A few things worth taking into production with you:
Give Claude the actual docs, not a summary. Don’t paraphrase. Don’t try to pull out just the relevant parts. Copy the full endpoint documentation — authentication section, request schema, response schema, error codes. The more complete the input, the more complete the output. Vague input produces vague scenarios.
Describe the outcome, not the method. Tell Claude what the scenario needs to accomplish — which record to create, which data to pass, where it comes from. Let it figure out how to configure the HTTP module. You don’t need to pre-structure the JSON yourself.
Expect clarifying questions on ambiguity. If the docs have two authentication options, Claude will ask. That’s the behavior you want. It means the output will be built for your actual setup, not an assumed one. We’ve covered this more in our roundup of Make scenarios that build faster with AI assistance.

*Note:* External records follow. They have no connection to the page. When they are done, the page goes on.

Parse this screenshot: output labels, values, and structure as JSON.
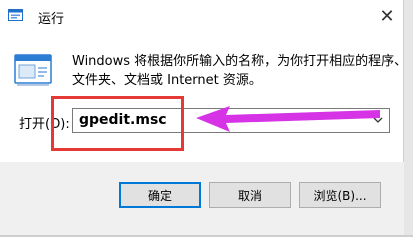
{
  "window": {
    "title": "运行",
    "close_glyph": "✕"
  },
  "description": {
    "line1": "Windows 将根据你所输入的名称，为你打开相应的程序、",
    "line2": "文件夹、文档或 Internet 资源。"
  },
  "open_field": {
    "label": "打开(O):",
    "value": "gpedit.msc"
  },
  "buttons": {
    "ok": "确定",
    "cancel": "取消",
    "browse": "浏览(B)..."
  },
  "colors": {
    "highlight": "#e53935",
    "pointer_arrow": "#d633e6",
    "accent": "#0078d7"
  },
  "icons": {
    "title": "run-icon",
    "app": "run-app-icon",
    "close": "close-icon",
    "dropdown": "chevron-down-icon"
  }
}
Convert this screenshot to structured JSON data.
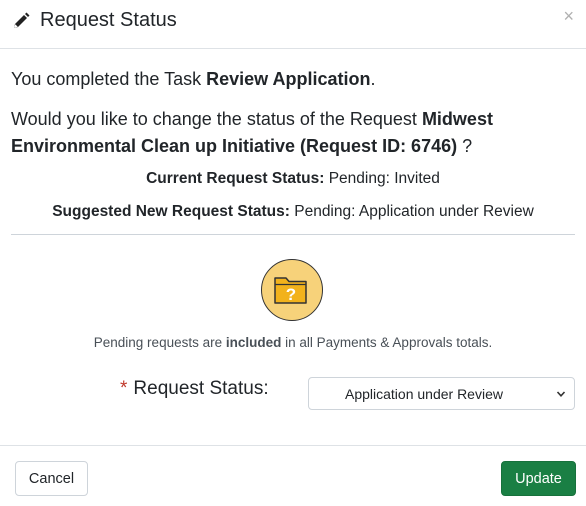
{
  "dialog": {
    "title": "Request Status",
    "close_glyph": "×"
  },
  "body": {
    "completed_prefix": "You completed the Task ",
    "task_name": "Review Application",
    "completed_suffix": ".",
    "question_prefix": "Would you like to change the status of the Request ",
    "request_name": "Midwest Environmental Clean up Initiative (Request ID: 6746)",
    "question_suffix": " ?",
    "current_label": "Current Request Status:",
    "current_value": "Pending: Invited",
    "suggested_label": "Suggested New Request Status:",
    "suggested_value": "Pending: Application under Review",
    "icon_glyph": "?",
    "note_prefix": "Pending requests are ",
    "note_bold": "included",
    "note_suffix": " in all Payments & Approvals totals."
  },
  "form": {
    "required_mark": "*",
    "status_label": "Request Status:",
    "status_selected": "Application under Review"
  },
  "footer": {
    "cancel_label": "Cancel",
    "update_label": "Update"
  },
  "colors": {
    "update_bg": "#1a7f44",
    "required": "#c0392b",
    "icon_fill": "#f7d27a"
  },
  "icons": {
    "title_icon": "pencil-icon",
    "status_icon": "folder-question-icon",
    "select_icon": "chevron-down-icon"
  }
}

Verify before you trust. The output is the starting point. Visual check against the docs, then test calls, then live data, then error conditions. This sequence is fast when the configuration is correct — and it was.
The native module gap is smaller than you think. If a platform has REST API documentation, it’s connectable. The generic HTTP module handles it. Claude handles the configuration. The constraint that used to slow us down isn’t much of a constraint anymore.
Information in this article is deemed to be accurate at time of publishing. 4Spot Consulting reviews and updates content periodically as best practices evolve.